I will start with gratitude. Great is your faithfulness to each other! This week, we were able to continue to check in with parishioners, our neighbors through Welcome Table, and the congregations surrounding us. Many of you were following up with each other, and that is so good. Welcome Table continued to deliver food and diapers in even greater numbers than usual in order to help catch up with needs. Our Trinity Center team for this Sunday is ready to go and serve our neighbors facing housing insecurity downtown. This coming week, Child, Inc.’s Head Start program will return to our campus to an undamaged facility.
Your faithfulness to each other was not only evident in the ways you got on the phone or on the road to reach out. It was evident in the ways you continued to come together online and as we restarted in person worship to be with each other in prayer and learning together. This week, we kicked off a Wednesday night Lenten Series in which we are listening to the voices of Black women mystics. We could not have chosen a better time to do this listening to the voices of those whose courage in making deep inner journeys is matched by their courage in making outer journeys to break down the barriers of systemic oppression. Mysticism energizes and orients us for the work of resistance to oppression because it offers a healing and hopeful vision grounded in relationship with God and it recenters us in relationship to each other and creation.

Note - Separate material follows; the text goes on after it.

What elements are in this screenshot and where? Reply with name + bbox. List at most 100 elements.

Listening to the voices of mystics supports us in our listening to those suffering with us in the human journey when we think we can bear the suffering and pain of grief no longer. Come, listen with us, and keep praying together!
Today, not all is well with us. Some in our communities continue to be without water after the storm; many more face a ruinous loss of wages coupled with elevated utilities bills. Our wounds as communities and individuals are open and need tending. Most of us are worn out, stressed out, and out of sorts. And yet, we at St. James’ are a faithful and resilient people, called by God in Christ to give of ourselves in different ways at different moments.
This might just be a moment when you need to open your hands to receive. We come to the table acknowledging that we are limited human beings with real needs for nourishment, consolation, and belonging. Your opening of your hands to receive may be a great gift to another who needs to give or who needs permission to open their own clenched fists and to seek for themselves some critical something. When we say, “wherever you are on your journey of faith, you are welcome at this table,” we speak with the conviction that the healing of the Christ’s body that happens when we are together happens because each of us is offering “our selves, our souls and bodies,” wounded and broken as they are, to the work of Love. You do not have to feel strong or happy or hopeful or like you have anything at all to give to come to this table. You are just beloved. Come, rest, receive, and become new. This is where we will find the great depth of our resilience and our surprising capacity to reach out to our neighbors.
May the Spirit of God be poured out to overflowing in our hearts and in our communities so that we might find ourselves to be a people not alone, but walking the way of love together.